At just under seven hours, the runtime is modest for a four-month journey across a continent, which means the editing is ruthless. Bransby includes what is interesting and omits what is merely sequential, which is a harder skill to execute than it sounds in a diary-based memoir.
What to Watch For in Trans-Africa by Motorcycle
The section covering Eritrea and the Red Sea coast, where the original plan had definitively collapsed and the Bransbys were genuinely uncertain about how to proceed, is the memoir’s most compelling stretch. The enforced creativity of that situation, finding a boat to Egypt via Saudi Arabia, dealing with borders that should not have admitted them and officials who might not have been bribable, produces the kind of travel writing that reads like improvised fiction because the circumstances were improvised in real time.
Also worth attention is the postscript dimension of the story: twenty-five years later, father and son still ride together, with subsequent journeys through Russia, Morocco, and Central Asia. The original African trip is not just an adventure the book documents; it established a way of being in relationship that continued across decades. That longevity gives the memoir a retrospective weight that a purely chronological account would not have.
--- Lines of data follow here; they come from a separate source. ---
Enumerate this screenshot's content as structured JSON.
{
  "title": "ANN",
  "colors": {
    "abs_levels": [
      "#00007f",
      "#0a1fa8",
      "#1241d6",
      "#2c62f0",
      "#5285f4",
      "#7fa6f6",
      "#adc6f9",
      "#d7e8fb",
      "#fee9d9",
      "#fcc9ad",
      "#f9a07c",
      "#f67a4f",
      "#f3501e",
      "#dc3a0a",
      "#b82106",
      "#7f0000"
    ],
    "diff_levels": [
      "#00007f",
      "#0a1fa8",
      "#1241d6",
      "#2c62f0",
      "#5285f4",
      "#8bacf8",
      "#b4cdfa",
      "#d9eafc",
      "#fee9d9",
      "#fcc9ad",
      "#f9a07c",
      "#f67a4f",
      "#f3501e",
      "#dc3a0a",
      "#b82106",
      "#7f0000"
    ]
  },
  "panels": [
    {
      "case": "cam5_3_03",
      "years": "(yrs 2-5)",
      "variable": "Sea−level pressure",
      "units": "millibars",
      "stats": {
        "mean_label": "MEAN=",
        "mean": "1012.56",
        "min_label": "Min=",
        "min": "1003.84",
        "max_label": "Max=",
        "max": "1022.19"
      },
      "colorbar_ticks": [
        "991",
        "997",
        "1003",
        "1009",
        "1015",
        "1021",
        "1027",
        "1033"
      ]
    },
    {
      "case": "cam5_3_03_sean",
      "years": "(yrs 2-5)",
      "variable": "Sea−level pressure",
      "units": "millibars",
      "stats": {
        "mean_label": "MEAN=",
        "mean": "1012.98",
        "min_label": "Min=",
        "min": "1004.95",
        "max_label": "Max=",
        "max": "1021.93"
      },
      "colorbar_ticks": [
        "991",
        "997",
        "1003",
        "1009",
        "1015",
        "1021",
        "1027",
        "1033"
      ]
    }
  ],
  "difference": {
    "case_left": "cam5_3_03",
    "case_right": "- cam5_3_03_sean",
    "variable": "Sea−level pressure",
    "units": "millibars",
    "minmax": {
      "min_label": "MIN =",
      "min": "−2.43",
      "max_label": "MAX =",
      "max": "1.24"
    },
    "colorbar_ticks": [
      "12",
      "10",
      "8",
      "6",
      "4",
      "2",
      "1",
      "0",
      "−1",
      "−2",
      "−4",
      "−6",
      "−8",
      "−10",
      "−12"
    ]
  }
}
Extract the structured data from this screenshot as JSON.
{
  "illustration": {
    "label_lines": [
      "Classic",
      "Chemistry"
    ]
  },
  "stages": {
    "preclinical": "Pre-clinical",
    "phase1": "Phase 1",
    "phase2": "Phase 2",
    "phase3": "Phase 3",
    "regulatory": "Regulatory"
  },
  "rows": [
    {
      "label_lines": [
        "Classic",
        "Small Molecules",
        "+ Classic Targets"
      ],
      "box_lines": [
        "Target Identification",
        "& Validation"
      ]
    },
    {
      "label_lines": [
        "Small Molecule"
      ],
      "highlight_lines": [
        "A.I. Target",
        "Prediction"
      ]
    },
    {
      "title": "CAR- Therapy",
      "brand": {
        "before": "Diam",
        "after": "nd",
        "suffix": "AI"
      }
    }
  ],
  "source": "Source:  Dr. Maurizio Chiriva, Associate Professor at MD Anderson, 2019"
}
Who Should Listen to Trans-Africa by Motorcycle
Adventure motorcyclists will find this essential reading in the genre’s tradition. Travel memoir readers who enjoy overland adventure accounts, whether on motorbikes or by other means, will find the narrative approach accessible and the detail rewarding. The book works equally well for armchair travelers who respond to the what-if quality of genuinely improvised journeys. Listeners who want polished literary travel writing in the style of William Least Heat-Moon or Colin Thubron should adjust their expectations: Bransby is a diary-keeper and an adventurer, not a literary stylist, and the book’s considerable charm comes precisely from that directness.
Frequently Asked Questions
Do you need to be a motorcyclist to enjoy this memoir?
No, though motorcycle enthusiasts will find additional pleasure in the technical details of keeping aging XT500s running across some of the continent’s most difficult terrain. Bransby writes about the bikes as characters in their own right, but non-riders will follow the broader adventure narrative without difficulty.
When did this journey take place, and how does the African political landscape described compare to today?
The journey took place in the early 1990s. Many of the political conditions Bransby describes, wars in Sudan and Zaire, closed borders, instability in Algeria, have since changed significantly, though others have not. The memoir reads partly as a historical document of a specific moment in African political geography.
How does Bransby’s religious perspective affect the narrative for secular readers?
It is a genuine thread in the memoir’s reflective passages and in how Bransby interprets close calls and providential assistance. It does not dominate the adventure narrative but it is consistently present. One reviewer flagged this as an irritant; most others barely mention it. Readers who strongly prefer secular travel writing should know in advance.
Is there a sequel, and does this book work without it?
Bransby has written about subsequent journeys including trips through Russia, Morocco, and Central Asia, and at least one reviewer mentions having downloaded the next adventure before finishing this one. The African memoir works completely as a standalone with its own beginning, middle, and end.